When congressional investigators met with Devon Archer, a former Hunter Biden associate, in August, Republicans had high hopes. They shouldn’t have hoped: Archer said under oath that Joe Biden was not involved with Burisma, he did not discuss business with his son’s associatesAnd I did not accept bribes.
But immediately after the closed-door testimony, House Oversight Committee Chairman James Comer painted a very different picture. In fact, the Kentucky Republican was peddling a variety of very provocative statements on Archer’s testimony – including during appearances on national television – leading the public to believe the witness had made the arguments against the president.
When the the official transcript has been made publicreality showed the opposite of what Comer had said.
Last week, the controversial Republican committee chairman faced the same allegations in reference to another witness. NBC News reported:
An attorney for Kevin Morris, a Hunter Biden lawyer who loaned him millions of dollars to pay his taxes, accuses Rep. James Comer, R-Ky., of misrepresenting Morris’ testimony in a closed hearing closed Thursday.
In a letter to Comer, a copy of which I obtained, Morris’s lawyer wrote: “Not two hours after leaving the transcribed interview with Mr.
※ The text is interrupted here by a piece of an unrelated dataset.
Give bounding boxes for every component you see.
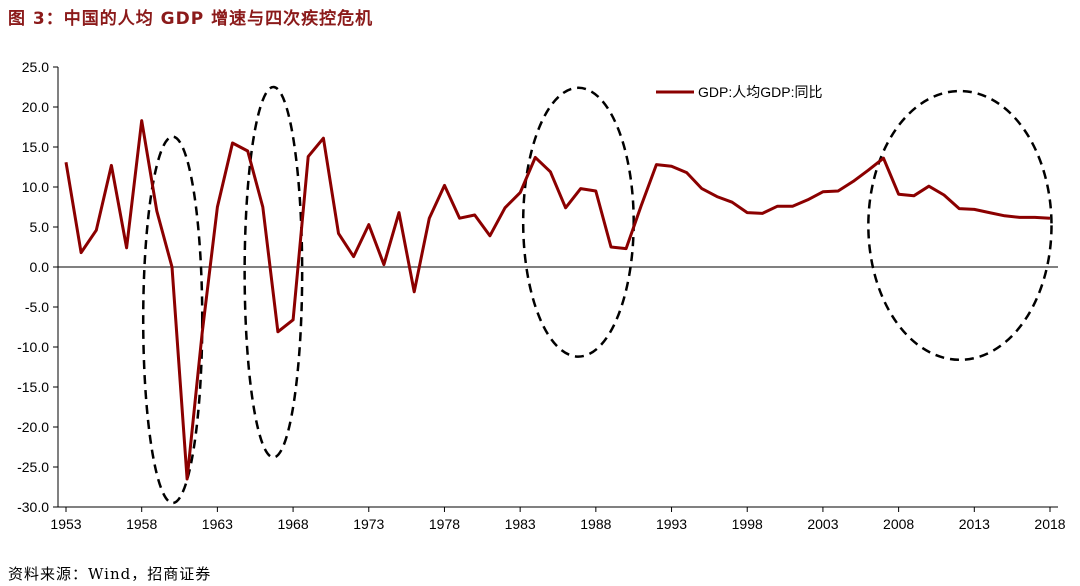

Morris, you issued a press release with cherry-picked names on the shutter, out of context and totally misleading. descriptions of what Mr. Morris said. So much for your staff’s promise that Mr. Morris would be treated fairly.
The same correspondence demanded that the oversight committee release the full transcript of the question-and-answer session with Morris.
Ian Sams, White House spokesperson replied shortly after, Comer appeared to have been caught “blatantly lying,” adding, “It happened over and over again.”
To be sure, the relevant transcript has not yet been made public, and the president’s office told reporters Friday that his claims would eventually be corroborated. It is certainly possible, although it would constitute a radical break with the recent past.
As a Washington Post analysis explained last week: “On And on And on And on And onCommittee Chairman James Comer (R-Ky.) has made debunked and baseless public statements that characterize the president and/or his son as dishonest or has rushed to publish unsubstantiated claims or information that similarly collapse under close scrutiny.
Others have noticed the same problem. Axios reported in September, Comer “repeatedly exaggerated and distorted the findings of his investigation into the Biden family.” The report added that the Republican “at times undermined his credibility” by “exaggerating his commission’s findings.”
Today, another witness’s lawyer again accused Comer of misrepresenting his closed-door testimony.
This is in the context of the Kentucky Republican Party. making promises he couldn’t keepby organizing hearings which undermined his own partisan effortspublishing ostensible “evidence” full of factual errorsarousing the anger of his own GOP colleaguesAnd fail spectacularly to find credible evidence against his target.
But perhaps most important is to appreciate Comer’s motivations. The more the Chairman of the Oversight Committee plays with the truth, the more we remember that his impeachment campaign has failed to such an extent that he feels it is necessary to play with the truth.